La bibliothèque libre.
Librairie Ollendorf (p. 185-198).


XVI

William Busnach.


Vaudevilliste et amateur de bibelots. — Une direction mouvementée. — La fin d’une journée d’échéance. — Louis XVI en acajou. — William Busnach et la conquête de l’Algérie. — Une ménagerie en chambre. — Sur une échelle. — Volapuk-Revue. — Le chanteur Paulus. — Comme Talma et Napoléon. — Une dédicace lapidaire. — Ali-Baba à Bruxelles. — La grève et l’orateur improvisé. — Franc-Chignon et l’Œuf Rouge. — Une panique évitée. — Triste fin. — Une devise guerrière. — Quatrain gaulois.


Busnach, lorsque je l’ai connu, occupait au cinquième étage d’une des premières maisons de la Chaussée d’Antin — au numéro 14, si je ne me trompe — un petit appartement assez coquet, tout encombré déjà de vieux bahuts et de menus bibelots achetés au hasard et sans grand discernement, mais avec une conviction qui suffisait à son bonheur.

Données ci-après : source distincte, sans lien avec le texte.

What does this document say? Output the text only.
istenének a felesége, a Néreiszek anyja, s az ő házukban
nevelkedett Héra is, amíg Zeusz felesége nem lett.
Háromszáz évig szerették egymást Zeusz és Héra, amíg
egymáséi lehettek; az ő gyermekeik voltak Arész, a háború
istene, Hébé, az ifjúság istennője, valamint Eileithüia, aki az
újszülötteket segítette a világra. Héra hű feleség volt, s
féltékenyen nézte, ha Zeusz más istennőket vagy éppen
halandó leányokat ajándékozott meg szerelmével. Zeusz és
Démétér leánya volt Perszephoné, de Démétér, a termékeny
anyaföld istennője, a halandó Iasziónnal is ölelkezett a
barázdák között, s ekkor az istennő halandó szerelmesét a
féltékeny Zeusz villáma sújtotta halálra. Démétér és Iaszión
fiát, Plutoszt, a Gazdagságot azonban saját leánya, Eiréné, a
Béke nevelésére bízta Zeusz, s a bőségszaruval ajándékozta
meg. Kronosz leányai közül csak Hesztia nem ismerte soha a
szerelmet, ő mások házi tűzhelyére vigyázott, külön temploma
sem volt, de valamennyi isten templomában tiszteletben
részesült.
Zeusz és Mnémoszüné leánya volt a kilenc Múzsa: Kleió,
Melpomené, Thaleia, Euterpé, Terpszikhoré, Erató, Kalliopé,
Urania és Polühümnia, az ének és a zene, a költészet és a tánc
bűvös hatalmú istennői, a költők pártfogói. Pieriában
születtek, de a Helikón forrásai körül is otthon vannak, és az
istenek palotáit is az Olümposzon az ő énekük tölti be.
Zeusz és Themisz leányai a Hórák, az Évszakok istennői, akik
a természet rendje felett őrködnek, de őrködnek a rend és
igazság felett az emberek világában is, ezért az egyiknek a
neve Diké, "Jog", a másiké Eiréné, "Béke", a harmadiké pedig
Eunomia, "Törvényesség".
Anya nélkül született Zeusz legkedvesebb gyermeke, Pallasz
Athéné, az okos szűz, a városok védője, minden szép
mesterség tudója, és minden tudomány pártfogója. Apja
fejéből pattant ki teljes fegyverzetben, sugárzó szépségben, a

Vaudevilliste infatigable et faiseur de revues des plus féconds, il avait eu sa première pièce, les Virtuoses du pavé, jouée en 1864, au petit théâtre des Folies-Marigny, sous la direction de l’acteur Montrouge. Puis avaient suivi, aux Bouffes, C’est pour ce soir ! et les Petits du premier, et, aux Folies-Dramatiques, les Gammes d’Oscar, qui avaient beaucoup réussi et l’avaient mis en évidence ; mais son principal titre de gloire était une revue, Bu… qui s’avance, dont le succès s’était prolongé au delà de trois cents représentations.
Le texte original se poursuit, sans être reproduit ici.